DefRec: Establishing Physical Function Virtualization to Disrupt Reconnaissance of Power Grids’ Cyber-Physical Infrastructures

Abstract

In our recent work, we propose physical function virtualization (PFV) that “hooks” network interactions with real physical devices to build lightweight virtual nodes that follow the actual implementation of network stacks, system invariants, and physical state variations in the real devices. On top of PFV, we propose DefRec, a defense mechanism that significantly increases the effort required for an adversary to infer the knowledge of power grids’ cyber-physical infrastructures.
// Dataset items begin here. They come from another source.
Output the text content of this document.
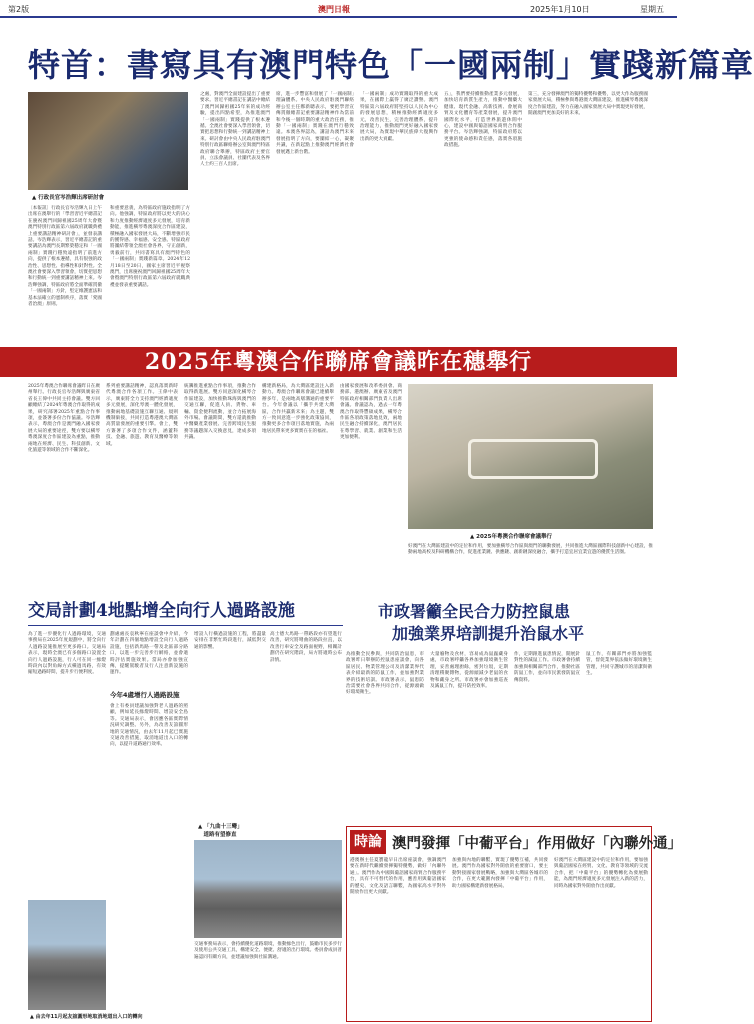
第2版	澳門日報	2025年1月10日	星期五
特首：書寫具有澳門特色「一國兩制」實踐新篇章
▲ 行政長官岑浩輝出席研討會
〔本報訊〕行政長官岑浩輝九日上午出席在澳舉行的「學習習近平總書記在慶祝澳門回歸祖國25周年大會暨澳門特別行政區第六屆政府就職典禮上重要講話精神研討會」，並發表講話。岑浩輝表示，習近平總書記的重要講話為澳門長期繁榮穩定和「一國兩制」實踐行穩致遠指明了前進方向，提供了根本遵循，具有很強的政治性、思想性、指導性和針對性。全澳社會要深入學習領會，切實把思想和行動統一到重要講話精神上來。岑浩輝強調，特區政府將全面準確貫徹「一國兩制」方針，堅定維護憲法和基本法確立的憲制秩序，落實「愛國者治澳」原則。
和重要意義，為特區政府施政指明了方向。他強調，特區政府將以更大的決心和力度推動經濟適度多元發展，培育新動能，推進橫琴粵澳深度合作區建設，積極融入國家發展大局，不斷增強市民的獲得感、幸福感、安全感。特區政府將團結帶領全澳社會各界，守正創新，勇毅前行，共同書寫具有澳門特色的「一國兩制」實踐新篇章。2024年12月18日至20日，國家主席習近平視察澳門，出席慶祝澳門回歸祖國25周年大會暨澳門特別行政區第六屆政府就職典禮並發表重要講話。
之處，對澳門全面建設提出了重要要求。習近平總書記在講話中總結了澳門回歸祖國25年來的成功經驗，提出四點希望，為推進澳門「一國兩制」實踐提供了根本遵循。全澳社會要深入學習領會，切實把思想和行動統一到講話精神上來。研討會由中央人民政府駐澳門特別行政區聯絡辦公室與澳門特區政府聯合舉辦，特區政府主要官員、立法會議員、社團代表及各界人士約三百人出席。
席，進一步豐富和發展了「一國兩制」理論體系。中央人民政府駐澳門聯絡辦公室主任鄭新聰表示，要把學習宣傳貫徹總書記重要講話精神作為當前和今後一個時期的重大政治任務，推動「一國兩制」實踐在澳門行穩致遠。本澳各界認為，講話為澳門未來發展指明了方向，要團結一心，凝聚共識，在新起點上推動澳門經濟社會發展邁上新台階。
「一國兩制」成功實踐取得的重大成果，在國際上贏得了廣泛讚譽。澳門特區第六屆政府將堅持以人民為中心的發展思想，積極推動經濟適度多元，改善民生，完善治理體系，提升治理能力，推動澳門更好融入國家發展大局，為實現中華民族偉大復興作出新的更大貢獻。
五」，我們要持續推動產業多元發展，加快培育新質生產力，推動中醫藥大健康、現代金融、高新技術、會展商貿及文化體育等產業發展，提升澳門國際化水平，打造世界旅遊休閒中心，建設中國與葡語國家商貿合作服務平台。岑浩輝強調，特區政府將以更強的使命感和責任感，落實各項施政措施。
第三，充分發揮澳門的獨特優勢和優勢，以更大作為服務國家發展大局，積極參與粵港澳大灣區建設，推進橫琴粵澳深度合作區建設，努力在融入國家發展大局中實現更好發展，開創澳門更加美好的未來。
2025年粵澳合作聯席會議昨在穗舉行
2025年粵澳合作聯席會議昨日在廣州舉行。行政長官岑浩輝與廣東省省長王偉中共同主持會議。雙方回顧總結了2024年粵澳合作取得的成果，研究部署2025年重點合作事項，並簽署多份合作協議。岑浩輝表示，粵澳合作是澳門融入國家發展大局的重要途徑，雙方要以橫琴粵澳深度合作區建設為重點，推動兩地在經濟、民生、科技創新、文化旅遊等領域的合作不斷深化。
系列重要講話精神，認真落實新時代粵澳合作各項工作。王偉中表示，廣東將全力支持澳門經濟適度多元發展，深化琴澳一體化發展，推動兩地基礎設施互聯互通、規則機制銜接，共同打造粵港澳大灣區高質量發展的重要引擎。會上，雙方簽署了多項合作文件，涵蓋科技、金融、旅遊、教育及醫療等領域。
統籌推進重點合作事項，推動合作取得新進展。雙方同意深化橫琴合作區建設，加快推動珠海與澳門的交通互聯，促進人員、貨物、車輛、資金便利流動，並合力拓展海外市場。會議期間，雙方還就推動中醫藥產業發展、完善跨境民生服務等議題深入交換意見，達成多項共識。
構建新格局，為大灣區建設注入新動力。粵澳合作聯席會議已連續舉辦多年，是兩地高層溝通的重要平台。今年會議以「攜手共建大灣區，合作共贏新未來」為主題，雙方一致同意進一步強化政策協同，推動更多合作項目落地實施，為兩地居民帶來更多實實在在的福祉。
由國家發展和改革委員會、商務部、港澳辦、廣東省及澳門特區政府相關部門負責人出席會議。會議認為，過去一年粵澳合作取得豐碩成果，橫琴合作區各項政策落地見效，兩地民生融合持續深化，澳門居民在粵學習、就業、創業和生活更加便利。
▲ 2025年粵澳合作聯席會議舉行
好澳門在大灣區建設中的定位和作用，要加強橫琴合作區與澳門的聯動發展，共同推進大灣區國際科技創新中心建設，推動兩地高校及科研機構合作，促進產業鏈、供應鏈、創新鏈深度融合，攜手打造宜居宜業宜遊的優質生活圈。
交局計劃4地點增全向行人過路設施
為了進一步優化行人過路環境，交通事務局在2025年度規劃中，將全向行人過路設施推展至更多路口。交通局表示，現時全澳已有多個路口設置全向行人過路設施，行人可在同一綠燈時段內以對角線方式橫過馬路，有效縮短過路時間，提升步行便利度。
劃處處長袁秋寧在座談會中介紹，今年計劃在四個地點增設全向行人過路設施，包括新馬路一帶及北區部分路口，以進一步完善步行網絡，並會適時評估實施效果。當局亦會加強宣傳，提醒駕駛者及行人注意新設施的運作。
今年4處增行人過路設施
會上有委員建議加強對老人過路的照顧，例如延長綠燈時間、增設安全島等。交通局表示，會因應各區實際情況研究調整。另外，為改善友誼圓形地的交通情況，由去年11月起已實施交通改善措施，取消地道出入口的轉向，以提升道路通行效率。
增設人行橫過設施的工程，將盡量安排在非繁忙時段進行，減低對交通的影響。
高士德大馬路一帶路段亦有望進行改善，研究將彎曲的路段拉直，以改善行車安全及路面視野，相關計劃仍在研究階段，局方將適時公布詳情。
▲ 「九曲十三彎」
　道路有望修直
交通事務局表示，會持續優化道路環境，推動綠色出行，鼓勵市民多步行及使用公共交通工具，構建安全、便捷、舒適的出行環境。委員會成員普遍認同有關方向，並建議加強與社區溝通。
▲ 由去年11月起友誼圓形地取消地道出入口的轉向
市政署籲全民合力防控鼠患
加強業界培訓提升治鼠水平
為推動全民參與，共同防治鼠患，市政署昨日舉辦防控鼠患座談會，向各區居民、物業管理公司及清潔業界代表介紹最新的防鼠工作，並加強對業界的技術培訓。市政署表示，鼠患防治需要社會各界共同合作，從源頭做好環境衛生。
大量廢物及食材，容易成為鼠蟲藏身處，市政署呼籲各界加強環境衛生管理，妥善處理廚餘，密封垃圾，定期清理積聚雜物，從源頭減少老鼠的食物和藏身之所。市政署亦會加強巡查及滅鼠工作，提升防控效率。
作，定期跟進鼠患情況，開展針對性的滅鼠工作。市政署會持續加強與相關部門合作，推動社區防鼠工作，並向市民派發防鼠宣傳資料。
鼠工作，有關部門亦將加強監管，督促業界依法做好環境衛生管理，共同守護城市的清潔與衛生。
時論 澳門發揮「中葡平台」作用做好「內聯外通」
港澳辦主任夏寶龍早日出席座談會，強調澳門要在新時代繼續發揮獨特優勢，做好「內聯外通」。澳門作為中國與葡語國家商貿合作服務平台，具有不可替代的作用，應善用與葡語國家的歷史、文化及語言聯繫，為國家高水平對外開放作出更大貢獻。
加強與內地的聯繫，實現了優勢互補，共同發展。澳門作為國家對外開放的重要窗口，要主動對接國家發展戰略，加強與大灣區各城市的合作，在更大範圍內發揮「中葡平台」作用，助力國家構建新發展格局。
好澳門在大灣區建設中的定位和作用，要加強與葡語國家在經貿、文化、教育等領域的交流合作，把「中葡平台」的優勢轉化為發展動能，為澳門經濟適度多元發展注入新的活力，同時為國家對外開放作出貢獻。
To perform comprehensive security and performance evaluation, we developed a cyber-physical testbed including four parts, communication networks, implementation of network manipulation tools based on software-defined networking (SDN), real intelligent electronic devices, and simulations of power grids. We have implemented six networks of different topology by grouping and connecting physical ports into different virtual local area networks (VLAN). In addition, we have simulated six different power systems of different sizes based on real operational data. In our evaluation of DefRec, we have successfully used SDN to spoof network traffic that is indistinguishable from the traffic of real devices and evaluated how the proposed research work impacts the performance of communication networks.

Speaker’s Biography

Hui Lin is an Assistant Professor at the Computer Science and Engineering Department in the University of Nevada at Reno. He earned his Ph.D. degree from the University of Illinois at Urbana-Champaign in 2017 in electrical and computer engineering. His research interests include cyber security, intrusion detection systems, and software-defined networking (SDN) in the areas of cyber-physical systems, such as power systems. He has successfully adapted Bro, a runtime network traffic analyzer, to support network protocols (e.g., DNP3) commonly used in power grid infrastructure. The DNP3 analyzer that he developed has been included in Bro and can be downloaded freely by utility companies. His current work focuses on applying SDN in cyber-physical systems; he intends to use SDN’s network programmability to design flexible cyber-physical systems which can quickly respond to cyber-attacks and accidents.